Comparison of oxygen consumption calorimetry and thermochemistry theory on quantitative analysis of electrolyte combustion characteristics

In this paper, the combustion characteristics of electrolyte containing carbonate and carboxylate solvents ethylene carbonate/dimethyl carbonate/ethyl methyl carbonate (EC/DMC/EMC) and EC/DMC/ethyl acetate (EC/DMC/EA) were studied by using the cone calorimeter. The results showed that when replacing EMC with EA, the flash point of EC/DMC/EA blend increased by 2.2 degrees C and the ignition temperature rose by 2.1 degrees C. When the external heat flux gained from 15 kW/m(2) to 35 kW/m(2), the difference between the peak heat release rate (pHRR) of the two samples widened from 57.3 kW to 111.1 kW, while the relative value did not change significantly, from 19.3% to 20.6%. In addition, the addition of EA increased the fire growth index (FGI) value of the electrolyte by 19.8% on average, which accelerated the fire development process.

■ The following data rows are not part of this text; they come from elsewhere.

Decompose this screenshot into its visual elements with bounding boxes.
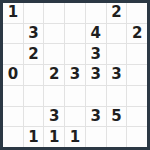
cell-r5c5[interactable]: [86, 86, 106, 106]
cell-r4c1-clue[interactable]: 0: [3, 65, 23, 85]
cell-r2c5-clue[interactable]: 4: [86, 24, 106, 44]
cell-r1c5[interactable]: [86, 3, 106, 23]
cell-r3c1[interactable]: [3, 44, 23, 64]
cell-r3c2-clue[interactable]: 2: [24, 44, 44, 64]
cell-r1c1-clue[interactable]: 1: [3, 3, 23, 23]
cell-r2c6[interactable]: [107, 24, 127, 44]
cell-r4c3-clue[interactable]: 2: [44, 65, 64, 85]
cell-r1c7[interactable]: [127, 3, 147, 23]
cell-r5c4[interactable]: [65, 86, 85, 106]
cell-r2c2-clue[interactable]: 3: [24, 24, 44, 44]
cell-r7c7[interactable]: [127, 127, 147, 147]
cell-r7c2-clue[interactable]: 1: [24, 127, 44, 147]
cell-r5c1[interactable]: [3, 86, 23, 106]
cell-r7c3-clue[interactable]: 1: [44, 127, 64, 147]
cell-r4c4-clue[interactable]: 3: [65, 65, 85, 85]
cell-r6c4[interactable]: [65, 107, 85, 127]
cell-r3c3[interactable]: [44, 44, 64, 64]
cell-r3c4[interactable]: [65, 44, 85, 64]
cell-r5c2[interactable]: [24, 86, 44, 106]
cell-r6c6-clue[interactable]: 5: [107, 107, 127, 127]
cell-r6c7[interactable]: [127, 107, 147, 127]
cell-r2c7-clue[interactable]: 2: [127, 24, 147, 44]
cell-r5c3[interactable]: [44, 86, 64, 106]
cell-r2c4[interactable]: [65, 24, 85, 44]
cell-r6c3-clue[interactable]: 3: [44, 107, 64, 127]
cell-r7c4-clue[interactable]: 1: [65, 127, 85, 147]
cell-r3c7[interactable]: [127, 44, 147, 64]
cell-r4c2[interactable]: [24, 65, 44, 85]
cell-r4c5-clue[interactable]: 3: [86, 65, 106, 85]
cell-r3c6[interactable]: [107, 44, 127, 64]
cell-r6c5-clue[interactable]: 3: [86, 107, 106, 127]
cell-r3c5-clue[interactable]: 3: [86, 44, 106, 64]
cell-r2c3[interactable]: [44, 24, 64, 44]
cell-r5c7[interactable]: [127, 86, 147, 106]
cell-r1c3[interactable]: [44, 3, 64, 23]
cell-r7c5[interactable]: [86, 127, 106, 147]
cell-r4c7[interactable]: [127, 65, 147, 85]
cell-r5c6[interactable]: [107, 86, 127, 106]
cell-r1c6-clue[interactable]: 2: [107, 3, 127, 23]
cell-r1c4[interactable]: [65, 3, 85, 23]
cell-r2c1[interactable]: [3, 24, 23, 44]
puzzle-board: 123422302333335111: [0, 0, 150, 150]
cell-r4c6-clue[interactable]: 3: [107, 65, 127, 85]
cell-r1c2[interactable]: [24, 3, 44, 23]
cell-r6c1[interactable]: [3, 107, 23, 127]
cell-r7c6[interactable]: [107, 127, 127, 147]
cell-r7c1[interactable]: [3, 127, 23, 147]
cell-r6c2[interactable]: [24, 107, 44, 127]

According to the results of flame temperature, after adding EA, the flame temperature decreased in the whole combustion process at 15 kW/m(2), which reduced by 5.3% and 34.1%, respectively in the two steps. As the heat flux increased, the reduction amplitude declined. Thermochemistry (TC) theory was applied to verify the HRR values and change trend by calculating the theoretical heat release from normalized electrolyte molecules, and the results has been compared with those obtained from the cone calorimeter experiments based on the principle of oxygen consumption (OC) calorimetry, while HRR curves exported from the two methods were with the similar value and trend.

Automated summary

The combustion characteristics of electrolytes containing carbonate and carboxylate solvents were studied in this paper using a cone calorimeter. The findings showed that replacing EMC with EA increased the flash point and ignition temperature of the blend. Additionally, the addition of EA led to an increase in the pHRR difference and FGI value, as well as a decrease in flame temperature. The results from Thermochemistry theory were consistent with those obtained from cone calorimeter experiments.